Time series analysis - An Overview

Time series is one of the most common types of data in financial world. Any risk managers should be aware of how to analyze a time series. Time series models are those using their own information to estimate themselves. Meanwhile, structural models are those using relationships between variables to explain movements or changes in one particular variable. This post will overview the analysis of a time series.

Time series analysis

Time series analysis is process of decomposition of time series data into several components which we conduct analysis and conclude based on. There are two broad objectives for analyses:

  • understanding and modeling stochastic process for the data.
  • forecasting.

Time series forecasting is the use of a model to predict future values based on previously observed values. While regression analysis is often employed in such a way as to test theories that the current values of one or more independent time series affect the current value of another time series, this type of analysis of time series is not called “time series analysis”, which focuses on comparing values of a single time series or multiple dependent time series at different points in time. [^Imdadullah. “Time Series Analysis”.Basic Statistics and Data Analysis. Retrieve. 2 January 2014]

There are also several typical components in time series: trend, season, and cycle. Those components are easily modeled but we have to ensure that our data has a sufficiently good quality without autocorrelation between the realizations of the time series. Unfortunately, autocorrelation is so common in financial world.

The decomposition can fundamentally be conducted by using additive decomposition as follows:

\[\text{Time series} = \text{Trend factor} + \text{Season factor} + \text{Error term}\]

Adjustment for the model can be necessarily performed, depending on how the data are shown in plots. For example, if we observe that the season factor increases with the trend factor, we can adjust our framework into \(\text{trend factor} \times \text{season factor}\). This is so-called multiplicative decomposition.

Methods for time series analysis

Methods for time series analysis may be divided into two classes: frequency-domain methods and time-domain methods.

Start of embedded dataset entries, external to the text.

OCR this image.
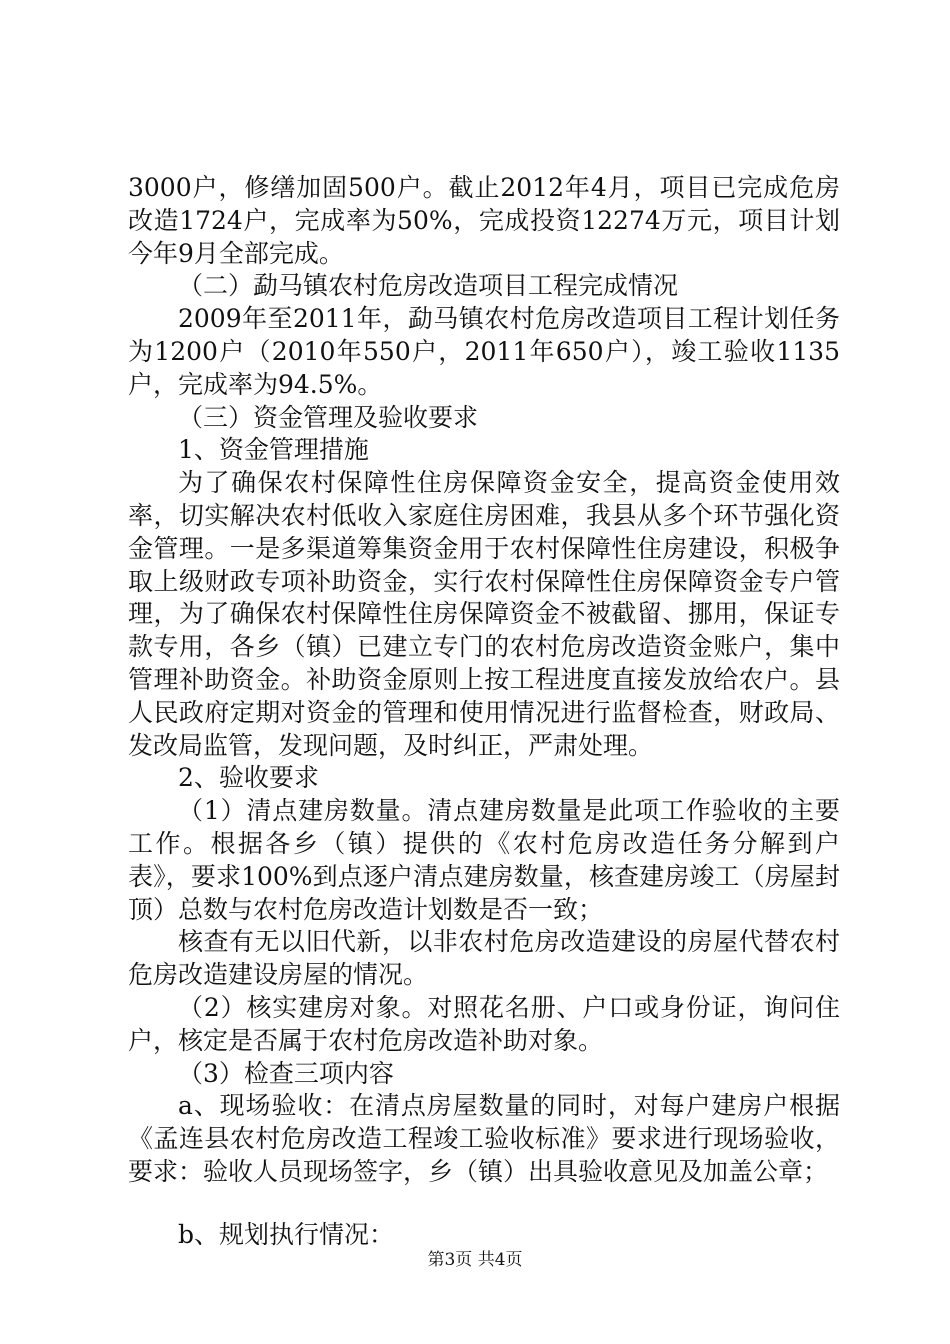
3000户，修缮加固500户。截止2012年4月，项目已完成危房改造1724户，完成率为50%，完成投资12274万元，项目计划今年9月全部完成。

（二）勐马镇农村危房改造项目工程完成情况

2009年至2011年，勐马镇农村危房改造项目工程计划任务为1200户（2010年550户，2011年650户），竣工验收1135户，完成率为94.5%。

（三）资金管理及验收要求

1、资金管理措施

为了确保农村保障性住房保障资金安全，提高资金使用效率，切实解决农村低收入家庭住房困难，我县从多个环节强化资金管理。一是多渠道筹集资金用于农村保障性住房建设，积极争取上级财政专项补助资金，实行农村保障性住房保障资金专户管理，为了确保农村保障性住房保障资金不被截留、挪用，保证专款专用，各乡（镇）已建立专门的农村危房改造资金账户，集中管理补助资金。补助资金原则上按工程进度直接发放给农户。县人民政府定期对资金的管理和使用情况进行监督检查，财政局、发改局监管，发现问题，及时纠正，严肃处理。

2、验收要求

（1）清点建房数量。清点建房数量是此项工作验收的主要工作。根据各乡（镇）提供的《农村危房改造任务分解到户表》，要求100%到点逐户清点建房数量，核查建房竣工（房屋封顶）总数与农村危房改造计划数是否一致；

核查有无以旧代新，以非农村危房改造建设的房屋代替农村危房改造建设房屋的情况。

（2）核实建房对象。对照花名册、户口或身份证，询问住户，核定是否属于农村危房改造补助对象。

（3）检查三项内容

a、现场验收：在清点房屋数量的同时，对每户建房户根据《孟连县农村危房改造工程竣工验收标准》要求进行现场验收，要求：验收人员现场签字，乡（镇）出具验收意见及加盖公章；

b、规划执行情况：

第3页 共4页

The former include spectral analysis and wavelet analysis; the latter include autocorrelation and cross-correlation analysis. In the time domain, correlation and analysis can be made in a filter-like manner using scaled correlation, thereby mitigating the need to operate in the frequency domain.

Additionally, time series analysis techniques may be divided into parametric and non-parametric methods. The parametric approaches assume that the underlying stationary process has a certain structure which can be described using a small number of parameters (for example, using an \(AR\) or \(MA\) model). In these approaches, the task is to estimate the parameters of the model that describes the stochastic process. By contrast, non-parametric approaches explicitly estimate the covariance or the spectrum of the process without assuming that the process has any particular structure.

Methods of time series analysis may also be divided into linear and non-linear, and univariate and multivariate.